Department of Chemistry University of Pittsburgh 219 Parkman Avenue Pittsburgh, Pennsylvania 15260, United States.
Anal Chem. 2016 Dec 6;88(23):11742-11749. doi: 10.1021/acs.analchem.6b03368. Epub 2016 Nov 16.
The general limitations on liquid chromatographic performance in isocratic and gradient elution are now well understood. Many workers have contributed to this understanding and to developing graphical methods, or plots, to illustrate the capabilities of chromatographic systems over a wide range of values of operational parameters. These have been invaluable in getting a picture, in broad strokes, about the value of changing an operational parameter or the value of one separation approach over another. Here we present a plotting approach more appropriate for determining how to use chromatography most efficiently in one's own laboratory. The axes are linear: column length vertical and mobile phase velocity horizontal. In this coordinate system, straight lines with intercept zero correspond to different values of t. Hyperbolas correspond to values of pressure as the product of length and velocity is proportional to pressure. For a given relationship between theoretical plate height and velocity (e.g., van Deemter), the number of theoretical plates as a function of column length and mobile phase velocity is a surface (z direction) to the x and y of velocity and length. By representing the surface as contours, a two-dimensional plot results. Any point along a constant pressure hyperbola represents the best one can do given the particle diameter, solute diffusion coefficient, and temperature. The user can quickly see how to use the pressure for speed or for more theoretical plates. Sets of such plots allow for comparisons among particle diameters or temperatures. Analogous plots of peak capacity for gradient elution are equally revealing. The plots lead instantly to understanding liquid chromatographic optimization at a practical level. They neatly illustrate the value (or not) of changing pump pressure, particle diameter, or temperature for fast or slow separations in either isocratic or gradient elution. They are illustrated with a focus on maximizing plate count with a given analysis time (isocratic), the effect of volume overload (isocratic), and separations of a limited number of peptides with a peak capacity coming from statistical peak overlap theory (gradient).

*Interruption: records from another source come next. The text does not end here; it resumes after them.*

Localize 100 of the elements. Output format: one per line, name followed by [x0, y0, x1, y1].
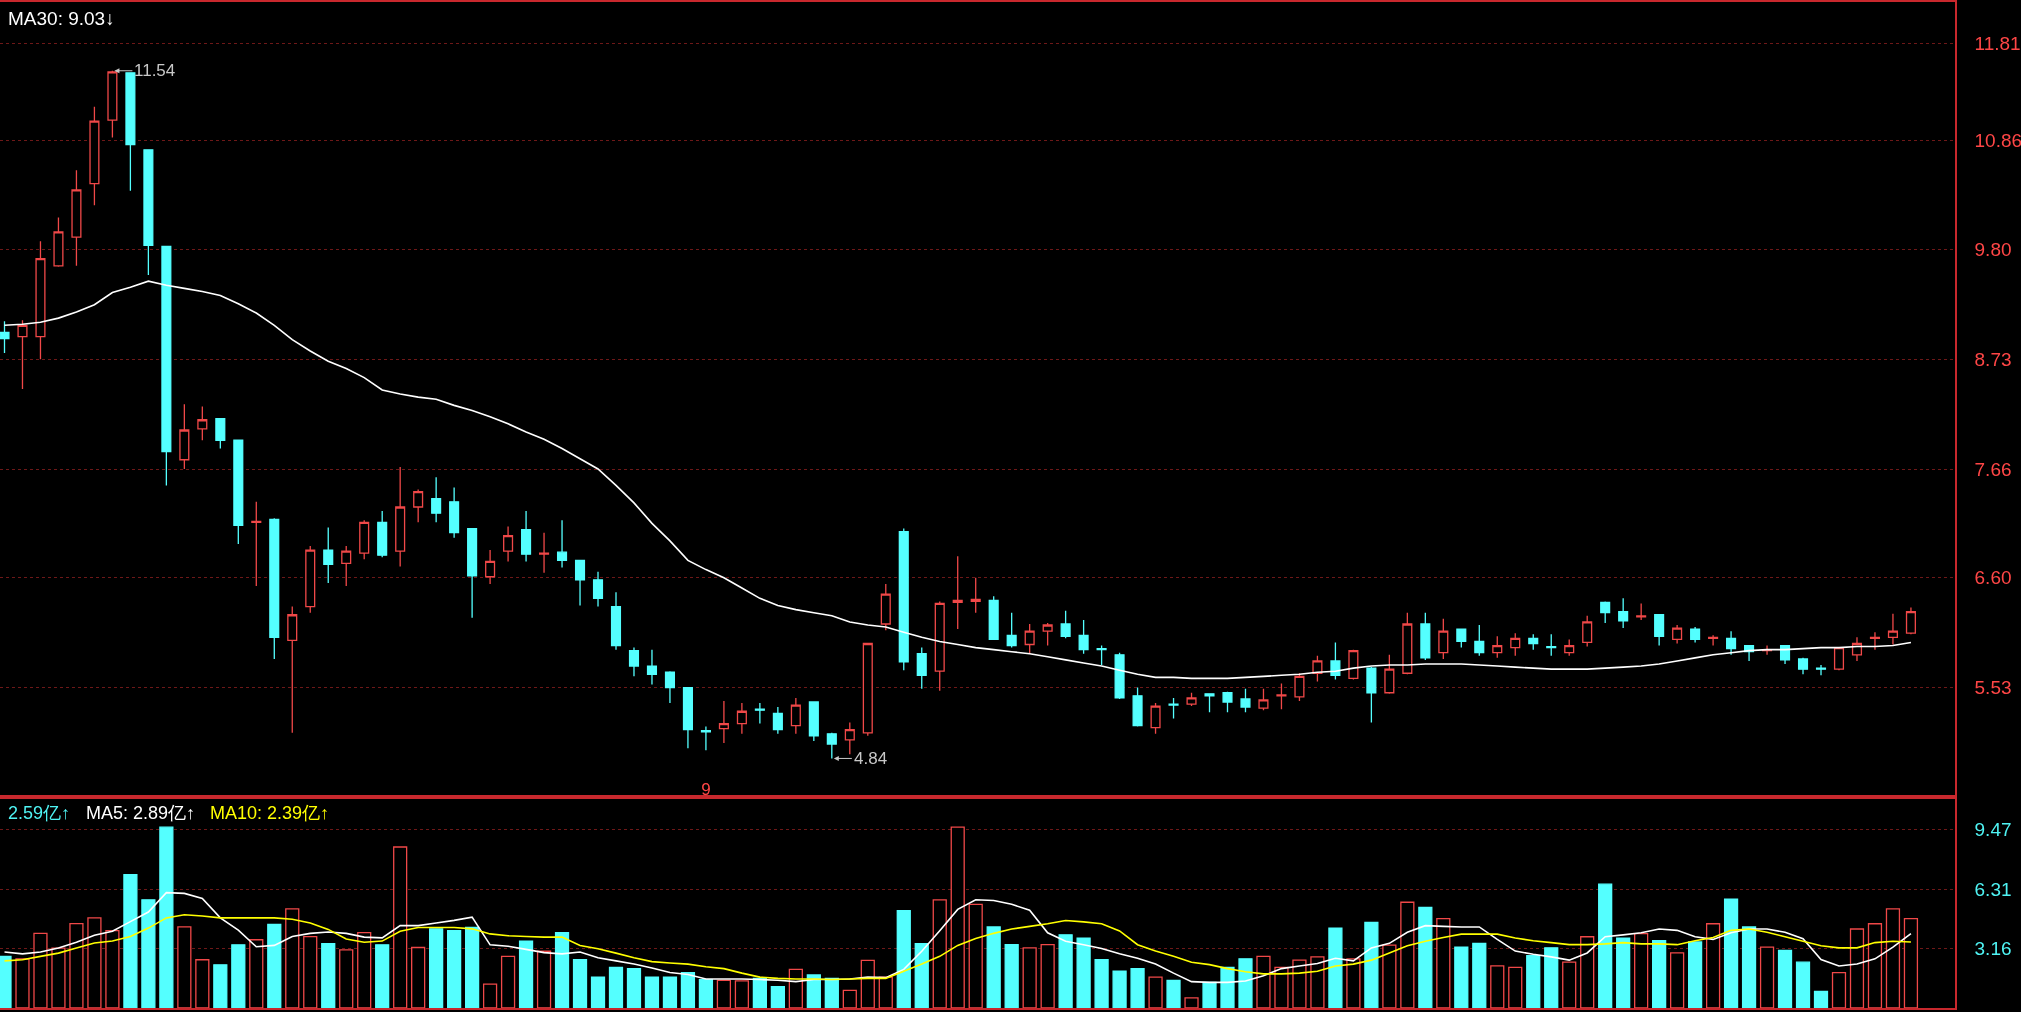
y-tick-label: 7.66: [1974, 458, 2012, 480]
y-tick-label: 6.31: [1974, 878, 2012, 900]
bar: [159, 826, 174, 1008]
bar: [464, 926, 480, 1008]
candlestick: [1024, 623, 1035, 655]
bar: [303, 935, 318, 1008]
bar: [1472, 942, 1487, 1008]
candlestick: [1204, 693, 1215, 713]
annotation: 11.54: [134, 61, 176, 80]
bar: [1220, 966, 1235, 1008]
bar: [1400, 901, 1415, 1008]
candlestick: [1312, 655, 1323, 683]
candlestick: [485, 549, 496, 585]
bar: [1705, 923, 1721, 1008]
bar: [662, 976, 678, 1008]
candlestick: [790, 697, 801, 735]
candlestick: [467, 527, 478, 619]
y-tick-label: 10.86: [1974, 130, 2021, 152]
candlestick: [808, 701, 819, 742]
bar: [1652, 940, 1667, 1008]
chart-title: 2.59亿↑: [8, 803, 71, 823]
candlestick: [826, 732, 837, 760]
candlestick: [305, 545, 316, 614]
candlestick: [574, 559, 586, 607]
bar: [249, 939, 264, 1008]
bar: [1256, 955, 1271, 1008]
candlestick: [359, 519, 370, 560]
candlestick: [1420, 612, 1431, 661]
bar: [213, 964, 228, 1008]
candlestick: [215, 418, 226, 450]
candlestick: [17, 319, 28, 390]
candlestick: [1887, 613, 1899, 646]
candlestick: [287, 605, 298, 734]
bar: [1885, 908, 1901, 1008]
bar: [1112, 970, 1127, 1008]
candlestick: [1546, 633, 1557, 657]
bar: [716, 979, 732, 1008]
bar: [644, 976, 660, 1008]
candlestick: [1042, 622, 1053, 647]
candlestick: [1492, 635, 1503, 659]
bar: [680, 971, 696, 1008]
bar: [1454, 946, 1469, 1008]
candlestick: [1905, 606, 1916, 635]
bar: [1274, 966, 1289, 1008]
bar: [69, 922, 84, 1008]
y-tick-label: 9.80: [1974, 239, 2012, 261]
bar: [141, 899, 156, 1008]
bar: [770, 986, 785, 1008]
candlestick: [1168, 697, 1179, 720]
candlestick: [988, 595, 999, 641]
line-series: [3, 891, 1912, 984]
bar: [1166, 979, 1181, 1008]
bar: [1238, 958, 1253, 1008]
bar: [824, 977, 839, 1008]
candlestick: [556, 519, 568, 569]
bar: [896, 910, 911, 1008]
bar: [267, 923, 282, 1008]
bar: [536, 950, 552, 1008]
line-series: [3, 913, 1912, 981]
candlestick: [161, 245, 172, 487]
bar: [285, 908, 300, 1008]
candlestick: [1456, 628, 1467, 649]
bar: [375, 944, 390, 1008]
candlestick: [1600, 600, 1611, 624]
bar: [1436, 918, 1451, 1008]
candlestick: [1006, 612, 1017, 649]
bar: [1184, 997, 1199, 1008]
candlestick: [1833, 646, 1845, 671]
bar: [590, 976, 606, 1008]
bar: [1148, 976, 1163, 1008]
bar: [51, 947, 66, 1008]
candlestick: [700, 725, 711, 751]
candlestick: [1582, 615, 1593, 648]
bar: [1562, 961, 1577, 1008]
bar: [357, 931, 372, 1008]
bar: [1202, 981, 1217, 1008]
candlestick: [1672, 624, 1683, 645]
bar: [1813, 990, 1829, 1008]
candlestick: [1726, 630, 1737, 656]
bar: [860, 959, 875, 1008]
bar: [518, 940, 534, 1008]
candlestick: [1618, 597, 1629, 629]
bar: [321, 942, 336, 1008]
bar: [1616, 937, 1631, 1008]
bar: [177, 926, 192, 1008]
candlestick: [1564, 638, 1575, 657]
bar: [608, 966, 624, 1008]
candlestick: [1222, 691, 1233, 713]
bar: [914, 942, 929, 1008]
candlestick: [1708, 634, 1719, 647]
candlestick: [233, 439, 244, 545]
bar: [1130, 967, 1145, 1008]
bar: [1795, 961, 1811, 1008]
candlestick: [1258, 688, 1269, 711]
candlestick: [1510, 632, 1521, 657]
bar: [734, 980, 750, 1008]
bar: [752, 977, 767, 1008]
bar: [1687, 941, 1703, 1008]
candlestick: [880, 583, 891, 631]
candlestick: [143, 149, 154, 276]
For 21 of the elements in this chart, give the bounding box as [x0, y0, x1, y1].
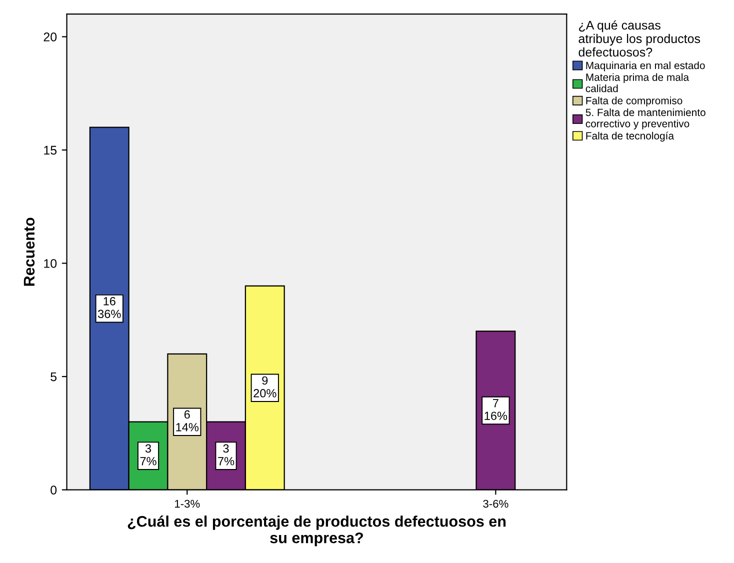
legend-label: Maquinaria en mal estado — [586, 62, 705, 72]
legend-label: Materia prima de mala calidad — [586, 73, 690, 92]
legend-label: Falta de compromiso — [586, 96, 682, 106]
x-tick-label: 3-6% — [483, 500, 508, 508]
y-tick-label: 20 — [44, 32, 57, 42]
y-tick-label: 15 — [44, 146, 57, 155]
x-axis-title: ¿Cuál es el porcentaje de productos defectuosos en su empresa? — [128, 515, 506, 546]
data-label: 6 14% — [176, 410, 199, 432]
data-label: 3 7% — [140, 444, 156, 466]
data-label: 7 16% — [484, 399, 508, 420]
legend-title: ¿A qué causas atribuye los productos defectuosos? — [578, 20, 700, 57]
data-label: 3 7% — [218, 444, 234, 466]
y-axis-title: Recuento — [24, 218, 35, 286]
y-tick-label: 5 — [50, 372, 57, 382]
legend-label: 5. Falta de mantenimiento correctivo y preventivo — [586, 108, 706, 130]
y-tick-label: 0 — [50, 486, 57, 494]
data-label: 16 36% — [98, 297, 121, 318]
data-label: 9 20% — [254, 376, 276, 398]
y-tick-label: 10 — [44, 259, 57, 268]
legend-label: Falta de tecnología — [586, 132, 674, 142]
x-tick-label: 1-3% — [175, 500, 200, 508]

现在,人们已经很好地理解了在等度和梯度洗脱中液相色谱性能的一般限制。许多工作者为这一理解和开发图形方法做出了贡献,这些图形方法或图,用于说明色谱系统在操作参数的广泛范围内的能力。这些方法在概括地了解改变操作参数或一种分离方法相对于另一种方法的价值方面非常有价值。在这里,我们提出了一种更适合于确定如何在自己的实验室中最有效地使用色谱法的绘图方法。坐标轴是线性的:柱长为垂直轴,流动相速度为水平轴。在这个坐标系中,截距为零的直线对应于不同的 t 值。双曲线对应于压力值,因为长度和速度的乘积与压力成正比。对于理论板高度和速度之间的给定关系(例如,van Deemter),理论板数作为柱长和流动相速度的函数是一个表面(z 方向)到速度和长度的 x 和 y。通过将表面表示为等高线,得到一个二维图。任何沿恒压双曲线的点都代表在给定粒径、溶质扩散系数和温度下可以达到的最佳效果。用户可以快速了解如何利用压力来提高速度或获得更多的理论板数。这样的图组可以用于比较粒径或温度。梯度洗脱的峰容量的类似图同样具有启发性。这些图立即让人们在实际层面上理解液相色谱的优化。它们简洁地说明了在等度或梯度洗脱中,为了快速或缓慢分离,改变泵压、粒径或温度的价值(或无价值)。这些图重点说明了在给定的分析时间内(等度)最大化板数、体积过载的影响(等度)以及通过统计峰重叠理论获得的有限数量肽的分离(梯度)。